In Friday’s New York Times, Ryndee Carney, GM’s manager for advertising and marketing communications said that the divisions “operate independently.”
A big mistake. Strategy should be dictated by the corporation. The divisions should only have the freedom to determine their individual tactics.
If a company wants to be successful with a multiple-brand approach, it should set rigid rules for the strategy of each brand and then let each brand manager determine the appropriate tactics to execute the strategies dictated by the company.
In many categories, a company can be successful with what we call a one-two-three approach.
1. An inexpensive brand.
2. A popular-price brand.
3. An expensive brand.
Today, Toyota is a company flying high. Toyota has built the classic 1-2-3 strategy with
1. Scion
2. Toyota
3. Lexus.
You can distinguish by skills. Black & Decker is the consumer brand. DeWalt is the professional brand.
Or you could distinguish by distribution. L’eggs is the panty hose brand sold in supermarkets. Hanes is the brand sold in department stores.
If you appeal to no one, you are forced to sell your product on price. Not a very efficient or profitable way to run a business. A strong narrowly-focused brand helps to differentiate your product and makes the selling process easier. Strong brands attract consumers; weak brands need to be forced upon consumers with advertising and low prices.
Toyota is has done a brilliant job of building distinct brands. Toyota’s latest brand winner is Scion. In 2005, Scion spent the fewest in media dollars for each new vehicle sold at $284. Toyota was $422 and Lexus was $875. Compare those numbers to some of GM’s cars and you see the power of strong branding. Buick was $751, Saturn was $1012, Saab $2,116.
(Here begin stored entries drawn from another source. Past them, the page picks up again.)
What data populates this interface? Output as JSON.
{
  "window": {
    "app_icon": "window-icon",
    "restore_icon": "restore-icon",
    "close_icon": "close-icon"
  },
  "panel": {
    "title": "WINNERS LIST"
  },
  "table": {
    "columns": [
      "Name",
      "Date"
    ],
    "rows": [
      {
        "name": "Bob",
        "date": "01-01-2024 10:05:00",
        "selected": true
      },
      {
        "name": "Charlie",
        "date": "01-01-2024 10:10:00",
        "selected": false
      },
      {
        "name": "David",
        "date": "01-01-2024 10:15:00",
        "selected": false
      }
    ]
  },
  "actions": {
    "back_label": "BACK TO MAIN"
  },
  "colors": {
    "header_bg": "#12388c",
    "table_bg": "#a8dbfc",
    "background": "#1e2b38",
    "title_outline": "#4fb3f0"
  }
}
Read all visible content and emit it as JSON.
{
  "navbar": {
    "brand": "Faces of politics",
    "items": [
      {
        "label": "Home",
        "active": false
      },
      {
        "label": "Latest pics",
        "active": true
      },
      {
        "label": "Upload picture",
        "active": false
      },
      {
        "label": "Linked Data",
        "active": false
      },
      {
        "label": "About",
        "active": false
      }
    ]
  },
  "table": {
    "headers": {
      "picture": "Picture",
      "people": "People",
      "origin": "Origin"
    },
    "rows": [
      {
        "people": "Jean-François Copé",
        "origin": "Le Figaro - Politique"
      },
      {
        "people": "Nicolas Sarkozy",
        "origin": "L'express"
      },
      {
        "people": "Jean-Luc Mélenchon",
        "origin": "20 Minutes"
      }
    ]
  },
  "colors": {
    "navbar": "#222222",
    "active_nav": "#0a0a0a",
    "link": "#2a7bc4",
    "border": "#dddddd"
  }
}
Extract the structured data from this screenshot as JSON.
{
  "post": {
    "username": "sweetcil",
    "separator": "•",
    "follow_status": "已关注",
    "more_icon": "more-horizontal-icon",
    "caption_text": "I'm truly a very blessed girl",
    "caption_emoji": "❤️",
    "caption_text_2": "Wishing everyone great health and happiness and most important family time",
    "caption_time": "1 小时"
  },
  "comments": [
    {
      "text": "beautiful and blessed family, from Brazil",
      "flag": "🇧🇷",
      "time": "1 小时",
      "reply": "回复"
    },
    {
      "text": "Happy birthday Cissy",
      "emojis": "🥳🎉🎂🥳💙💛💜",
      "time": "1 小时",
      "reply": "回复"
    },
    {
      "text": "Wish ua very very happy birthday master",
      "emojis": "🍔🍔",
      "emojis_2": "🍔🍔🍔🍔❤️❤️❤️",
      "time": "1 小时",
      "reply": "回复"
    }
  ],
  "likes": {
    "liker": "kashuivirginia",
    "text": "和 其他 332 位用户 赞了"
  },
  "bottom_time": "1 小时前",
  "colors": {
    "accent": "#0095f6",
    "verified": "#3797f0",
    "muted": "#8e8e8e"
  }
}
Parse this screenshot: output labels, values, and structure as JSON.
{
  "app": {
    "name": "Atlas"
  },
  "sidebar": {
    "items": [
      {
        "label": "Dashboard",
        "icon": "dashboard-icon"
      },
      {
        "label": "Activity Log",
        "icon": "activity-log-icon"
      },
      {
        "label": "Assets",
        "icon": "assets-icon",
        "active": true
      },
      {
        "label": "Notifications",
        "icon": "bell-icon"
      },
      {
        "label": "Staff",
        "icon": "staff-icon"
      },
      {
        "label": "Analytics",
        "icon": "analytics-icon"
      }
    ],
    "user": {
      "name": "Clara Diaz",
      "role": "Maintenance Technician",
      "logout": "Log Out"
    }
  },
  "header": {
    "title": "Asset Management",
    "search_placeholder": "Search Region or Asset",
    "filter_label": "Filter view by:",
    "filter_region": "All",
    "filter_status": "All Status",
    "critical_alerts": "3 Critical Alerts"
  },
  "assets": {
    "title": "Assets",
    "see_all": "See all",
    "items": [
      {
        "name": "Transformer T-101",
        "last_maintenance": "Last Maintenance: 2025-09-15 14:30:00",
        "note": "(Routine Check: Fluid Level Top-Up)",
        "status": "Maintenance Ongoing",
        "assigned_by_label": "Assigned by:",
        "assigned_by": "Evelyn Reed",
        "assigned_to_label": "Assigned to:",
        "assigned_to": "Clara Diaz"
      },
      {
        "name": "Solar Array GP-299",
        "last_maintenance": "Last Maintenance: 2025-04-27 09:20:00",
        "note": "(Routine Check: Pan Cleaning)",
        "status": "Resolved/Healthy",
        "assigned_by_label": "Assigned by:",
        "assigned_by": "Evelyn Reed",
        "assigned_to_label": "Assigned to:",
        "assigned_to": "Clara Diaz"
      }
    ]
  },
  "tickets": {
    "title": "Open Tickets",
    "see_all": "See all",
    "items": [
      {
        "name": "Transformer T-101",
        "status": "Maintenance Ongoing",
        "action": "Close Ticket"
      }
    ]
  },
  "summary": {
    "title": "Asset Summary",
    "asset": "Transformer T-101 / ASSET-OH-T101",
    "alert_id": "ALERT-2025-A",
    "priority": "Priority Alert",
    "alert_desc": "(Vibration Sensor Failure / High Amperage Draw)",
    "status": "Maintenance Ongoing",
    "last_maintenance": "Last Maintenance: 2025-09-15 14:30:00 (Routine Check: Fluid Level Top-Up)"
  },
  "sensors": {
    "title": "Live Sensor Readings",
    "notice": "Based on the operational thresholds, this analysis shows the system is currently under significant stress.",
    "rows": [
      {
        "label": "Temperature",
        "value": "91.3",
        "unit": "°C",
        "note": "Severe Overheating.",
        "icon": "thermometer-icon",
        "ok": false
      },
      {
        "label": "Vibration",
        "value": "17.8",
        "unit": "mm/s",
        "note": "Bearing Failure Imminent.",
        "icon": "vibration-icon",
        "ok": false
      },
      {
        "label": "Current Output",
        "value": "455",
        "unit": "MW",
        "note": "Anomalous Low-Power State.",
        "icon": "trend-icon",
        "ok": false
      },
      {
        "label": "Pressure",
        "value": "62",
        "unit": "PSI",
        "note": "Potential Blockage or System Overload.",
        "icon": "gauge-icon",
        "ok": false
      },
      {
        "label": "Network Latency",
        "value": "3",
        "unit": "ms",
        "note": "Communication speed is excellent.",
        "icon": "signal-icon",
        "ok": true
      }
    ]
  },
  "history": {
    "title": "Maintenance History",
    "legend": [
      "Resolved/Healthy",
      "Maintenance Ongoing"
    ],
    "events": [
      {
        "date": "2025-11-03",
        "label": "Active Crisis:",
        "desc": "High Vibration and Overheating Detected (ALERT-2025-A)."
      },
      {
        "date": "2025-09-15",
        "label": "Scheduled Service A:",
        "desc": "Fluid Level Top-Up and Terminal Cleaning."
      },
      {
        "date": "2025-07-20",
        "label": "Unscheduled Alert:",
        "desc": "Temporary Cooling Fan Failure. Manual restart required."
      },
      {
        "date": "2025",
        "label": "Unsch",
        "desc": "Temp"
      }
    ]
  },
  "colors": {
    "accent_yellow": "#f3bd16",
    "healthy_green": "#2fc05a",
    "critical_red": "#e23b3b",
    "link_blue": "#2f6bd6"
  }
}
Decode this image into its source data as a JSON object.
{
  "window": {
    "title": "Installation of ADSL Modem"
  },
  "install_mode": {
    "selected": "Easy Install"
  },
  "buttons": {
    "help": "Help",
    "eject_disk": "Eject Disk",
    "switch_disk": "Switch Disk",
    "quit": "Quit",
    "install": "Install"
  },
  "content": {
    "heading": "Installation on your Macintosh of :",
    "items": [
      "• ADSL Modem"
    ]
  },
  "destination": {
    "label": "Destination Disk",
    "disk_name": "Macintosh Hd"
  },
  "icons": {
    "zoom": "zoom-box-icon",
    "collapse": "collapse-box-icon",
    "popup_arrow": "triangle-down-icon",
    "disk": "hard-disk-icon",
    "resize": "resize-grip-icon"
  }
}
The introduction of Scion in 2003 has been brilliant. Toyota made great use of viral marketing and event sponsorships instead of advertising to build the brand the buzz surrounding it. Other brands have tried viral marketing, but the technique only works if you have a credible brand, a unique message and can target a narrow audience. Scion has all three and the brand completes the Toyota trifecta.
Read more on how to fix GM in Al’s adage.com column.
As well as Stuart Elliott’s New York Times’ GM article on Friday.
Other companies with 1-2-3 strategies:
- Busch – Budweiser – Michelob
- Old Navy – Gap – Banana Republic
Price isn’t the only way to build a unified company strategy. You can distinguish your brands using age, MTV is for hip teens, and VH1 is for hip adults (or hope they are still hip.)